The film contains strong sexual themes and features several sex scenes, which feature graphic nudity, thrusting detail and multiple positions. There are also depictions of a female masturbating.
mpaa rating
R (for strong and pervasive sexual content, graphic nudity, disturbing material, gore, and language)
Aussie boy's thoughts
Emma Stone is giving a daring performance, Yorgos Lanthimos is putting his strangely masterful vision on the screen and the entire crew from the production design to the supporting cast members are giving in their all. You’ve already heard everyone say Poor Things is not everyone’s cup of tea, which despite myself finding it very enjoyable and well-made, the “not-everyone’s-cup-of-tea” term is just a criminal understatement. From the weird plot to the very artsy execution, I can easily picture the average moviegoer having little appreciation for Poor Things, but most movie-buffs will see this as a very special piece of filmmaking and cinema.
After being brought back to life by the brilliant and unorthodox scientist Dr. Godwin Baxter, a young woman named Bella Baxter runs off with a lawyer on a wild adventure across the continents. Kicking the discussion off with the element I see tons of people begging the Oscars to award, performances across the board truly couldn’t be improved in this movie. Emma Stone has amazingly pulled off this innocent yet crazy baby-brained woman learning about life, and she’s done it with perfection.
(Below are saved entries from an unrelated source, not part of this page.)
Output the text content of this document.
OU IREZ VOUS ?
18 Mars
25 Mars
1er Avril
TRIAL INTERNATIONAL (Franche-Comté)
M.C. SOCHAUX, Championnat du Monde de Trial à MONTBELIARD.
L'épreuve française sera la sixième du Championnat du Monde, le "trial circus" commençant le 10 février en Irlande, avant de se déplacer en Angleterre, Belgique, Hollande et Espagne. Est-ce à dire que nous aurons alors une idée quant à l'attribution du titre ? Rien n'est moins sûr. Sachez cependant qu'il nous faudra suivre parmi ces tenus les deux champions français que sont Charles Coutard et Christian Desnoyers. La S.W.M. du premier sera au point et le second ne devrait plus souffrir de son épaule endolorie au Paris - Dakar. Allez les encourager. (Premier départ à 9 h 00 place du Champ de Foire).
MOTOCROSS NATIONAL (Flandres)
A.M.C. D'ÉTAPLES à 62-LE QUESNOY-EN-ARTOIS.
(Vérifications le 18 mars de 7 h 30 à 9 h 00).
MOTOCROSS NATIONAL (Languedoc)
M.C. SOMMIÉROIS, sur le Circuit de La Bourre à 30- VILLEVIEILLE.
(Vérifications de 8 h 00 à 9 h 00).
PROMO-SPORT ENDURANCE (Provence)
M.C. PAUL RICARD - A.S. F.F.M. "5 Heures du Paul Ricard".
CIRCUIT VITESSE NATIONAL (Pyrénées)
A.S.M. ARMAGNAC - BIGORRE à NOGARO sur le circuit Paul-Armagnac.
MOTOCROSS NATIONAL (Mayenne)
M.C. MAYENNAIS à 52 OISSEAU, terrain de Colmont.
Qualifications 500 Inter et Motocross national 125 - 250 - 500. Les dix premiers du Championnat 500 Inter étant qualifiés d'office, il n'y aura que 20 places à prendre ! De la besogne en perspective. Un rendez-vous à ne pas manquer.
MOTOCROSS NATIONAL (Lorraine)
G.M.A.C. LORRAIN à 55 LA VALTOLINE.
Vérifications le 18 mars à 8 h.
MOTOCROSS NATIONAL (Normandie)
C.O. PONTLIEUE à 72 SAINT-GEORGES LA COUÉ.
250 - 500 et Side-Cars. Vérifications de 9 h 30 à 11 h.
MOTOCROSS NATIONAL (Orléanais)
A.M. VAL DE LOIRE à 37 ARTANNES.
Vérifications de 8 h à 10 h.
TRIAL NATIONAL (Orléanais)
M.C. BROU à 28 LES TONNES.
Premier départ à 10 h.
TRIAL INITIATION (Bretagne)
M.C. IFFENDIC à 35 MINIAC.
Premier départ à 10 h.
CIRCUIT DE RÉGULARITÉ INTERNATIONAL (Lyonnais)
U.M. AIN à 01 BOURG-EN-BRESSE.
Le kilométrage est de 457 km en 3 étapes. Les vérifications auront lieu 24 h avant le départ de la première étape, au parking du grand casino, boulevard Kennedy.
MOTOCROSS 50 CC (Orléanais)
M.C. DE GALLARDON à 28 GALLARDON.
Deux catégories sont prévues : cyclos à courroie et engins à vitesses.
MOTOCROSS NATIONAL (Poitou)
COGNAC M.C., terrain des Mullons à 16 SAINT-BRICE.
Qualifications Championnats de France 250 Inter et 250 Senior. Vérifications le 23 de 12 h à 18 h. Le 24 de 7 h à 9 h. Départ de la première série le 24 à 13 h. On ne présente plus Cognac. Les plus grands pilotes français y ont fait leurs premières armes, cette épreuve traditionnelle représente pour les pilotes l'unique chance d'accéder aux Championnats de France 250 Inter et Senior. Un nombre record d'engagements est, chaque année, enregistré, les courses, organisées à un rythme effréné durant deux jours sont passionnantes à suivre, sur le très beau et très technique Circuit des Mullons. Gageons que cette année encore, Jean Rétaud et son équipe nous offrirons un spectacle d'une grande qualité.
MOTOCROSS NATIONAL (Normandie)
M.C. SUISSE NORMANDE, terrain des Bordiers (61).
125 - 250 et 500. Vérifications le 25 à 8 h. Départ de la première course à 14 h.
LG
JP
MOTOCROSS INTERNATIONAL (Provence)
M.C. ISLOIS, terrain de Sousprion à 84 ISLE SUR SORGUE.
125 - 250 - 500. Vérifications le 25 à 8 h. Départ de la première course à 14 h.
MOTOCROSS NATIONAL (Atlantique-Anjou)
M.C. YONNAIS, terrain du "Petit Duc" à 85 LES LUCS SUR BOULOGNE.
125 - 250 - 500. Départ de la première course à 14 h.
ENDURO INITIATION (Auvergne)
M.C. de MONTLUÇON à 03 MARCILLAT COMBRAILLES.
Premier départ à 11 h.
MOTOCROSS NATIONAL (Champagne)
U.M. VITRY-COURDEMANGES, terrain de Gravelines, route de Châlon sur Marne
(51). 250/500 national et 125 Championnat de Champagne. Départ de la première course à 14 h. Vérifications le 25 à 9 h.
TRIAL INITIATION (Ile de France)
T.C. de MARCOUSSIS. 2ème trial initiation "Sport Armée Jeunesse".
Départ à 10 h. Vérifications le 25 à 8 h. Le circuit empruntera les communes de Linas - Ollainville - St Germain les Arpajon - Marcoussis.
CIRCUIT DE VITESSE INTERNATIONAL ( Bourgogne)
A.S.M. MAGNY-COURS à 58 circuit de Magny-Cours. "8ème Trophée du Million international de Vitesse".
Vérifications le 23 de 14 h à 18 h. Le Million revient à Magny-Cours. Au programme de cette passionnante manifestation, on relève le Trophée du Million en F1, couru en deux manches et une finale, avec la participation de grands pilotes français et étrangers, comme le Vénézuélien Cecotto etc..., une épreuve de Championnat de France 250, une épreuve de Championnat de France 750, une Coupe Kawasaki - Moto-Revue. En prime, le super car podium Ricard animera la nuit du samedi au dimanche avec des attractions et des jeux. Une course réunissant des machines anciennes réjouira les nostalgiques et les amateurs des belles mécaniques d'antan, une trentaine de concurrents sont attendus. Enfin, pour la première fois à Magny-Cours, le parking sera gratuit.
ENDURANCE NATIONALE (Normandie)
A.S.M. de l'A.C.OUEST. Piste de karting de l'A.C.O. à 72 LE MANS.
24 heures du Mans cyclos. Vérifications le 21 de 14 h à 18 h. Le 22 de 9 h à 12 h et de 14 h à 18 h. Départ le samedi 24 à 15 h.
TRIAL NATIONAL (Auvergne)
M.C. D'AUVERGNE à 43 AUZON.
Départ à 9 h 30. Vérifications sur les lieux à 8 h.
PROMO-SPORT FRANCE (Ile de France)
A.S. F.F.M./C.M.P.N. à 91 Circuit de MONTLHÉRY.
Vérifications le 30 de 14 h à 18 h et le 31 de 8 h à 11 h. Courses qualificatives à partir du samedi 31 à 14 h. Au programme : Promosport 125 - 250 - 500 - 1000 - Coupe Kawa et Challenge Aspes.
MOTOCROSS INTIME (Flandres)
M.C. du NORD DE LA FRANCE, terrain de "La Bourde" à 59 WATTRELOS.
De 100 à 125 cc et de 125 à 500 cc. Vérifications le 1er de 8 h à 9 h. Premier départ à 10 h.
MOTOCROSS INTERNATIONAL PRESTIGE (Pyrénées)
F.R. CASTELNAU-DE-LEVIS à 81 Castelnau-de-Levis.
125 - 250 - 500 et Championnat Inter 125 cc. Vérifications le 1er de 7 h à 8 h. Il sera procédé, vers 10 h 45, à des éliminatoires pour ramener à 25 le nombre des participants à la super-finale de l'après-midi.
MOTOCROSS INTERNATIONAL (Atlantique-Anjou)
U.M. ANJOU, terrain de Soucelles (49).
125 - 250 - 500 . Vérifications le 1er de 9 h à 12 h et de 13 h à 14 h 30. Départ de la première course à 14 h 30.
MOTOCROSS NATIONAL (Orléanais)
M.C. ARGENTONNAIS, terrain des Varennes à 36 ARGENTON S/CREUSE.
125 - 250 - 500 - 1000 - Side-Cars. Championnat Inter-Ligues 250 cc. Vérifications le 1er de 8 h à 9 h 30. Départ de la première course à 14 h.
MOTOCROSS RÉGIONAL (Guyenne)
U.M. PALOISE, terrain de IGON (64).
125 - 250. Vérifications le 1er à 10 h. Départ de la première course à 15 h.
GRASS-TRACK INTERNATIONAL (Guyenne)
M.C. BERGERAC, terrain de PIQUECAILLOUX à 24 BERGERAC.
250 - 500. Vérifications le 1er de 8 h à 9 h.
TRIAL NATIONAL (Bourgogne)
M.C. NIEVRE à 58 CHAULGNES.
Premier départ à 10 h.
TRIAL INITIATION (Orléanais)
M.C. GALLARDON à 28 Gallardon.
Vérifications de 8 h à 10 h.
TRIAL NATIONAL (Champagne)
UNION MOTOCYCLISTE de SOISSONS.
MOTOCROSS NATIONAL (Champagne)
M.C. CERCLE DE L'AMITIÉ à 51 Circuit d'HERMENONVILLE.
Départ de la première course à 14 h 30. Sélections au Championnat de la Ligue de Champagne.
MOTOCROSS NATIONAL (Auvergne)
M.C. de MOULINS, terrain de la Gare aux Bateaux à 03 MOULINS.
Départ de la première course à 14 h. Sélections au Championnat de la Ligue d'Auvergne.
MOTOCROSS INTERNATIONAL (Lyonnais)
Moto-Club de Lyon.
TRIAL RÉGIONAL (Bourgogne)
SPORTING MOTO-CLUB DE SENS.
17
I also found Willem Dafoe and Mark Ruffalo to be exceptionally funny and kind of quirky in their roles.
In addition, movie-lovers will dedicate conversation to how creative and unique, yet completely bizarre the film’s cinematography and visuals are. You have your extremely lengthy sections filmed in black-and-white, but my attention to the story would be taken to admire each of the colours, especially blue, which look so unusual and almost exaggerated when they show up. The cinematography is a similar yet its completely own story; some shots appear to be looking through the peephole of a door. There’s something about the visuals that is so mystifying and baffling at the same time, to the point where it became a lot to handle for me personally.
Poor Things is a movie I can easily see myself watching again, if not many more times just to be able to appreciate every distinctive aspect and love it as much as others do. Because while I interpret it simply as both a simple and complex movie about discovery, life and humanity from the viewpoint of a young woman new to the world, the film honestly left me feeling kind of puzzled and disoriented. There were sequences where I could definitely feel the 141-minute runtime and others that kept me more entertained than I could’ve asked for. Overall, it’s wonderful movie, but it’s also puzzling, bonkers and extremely unusual.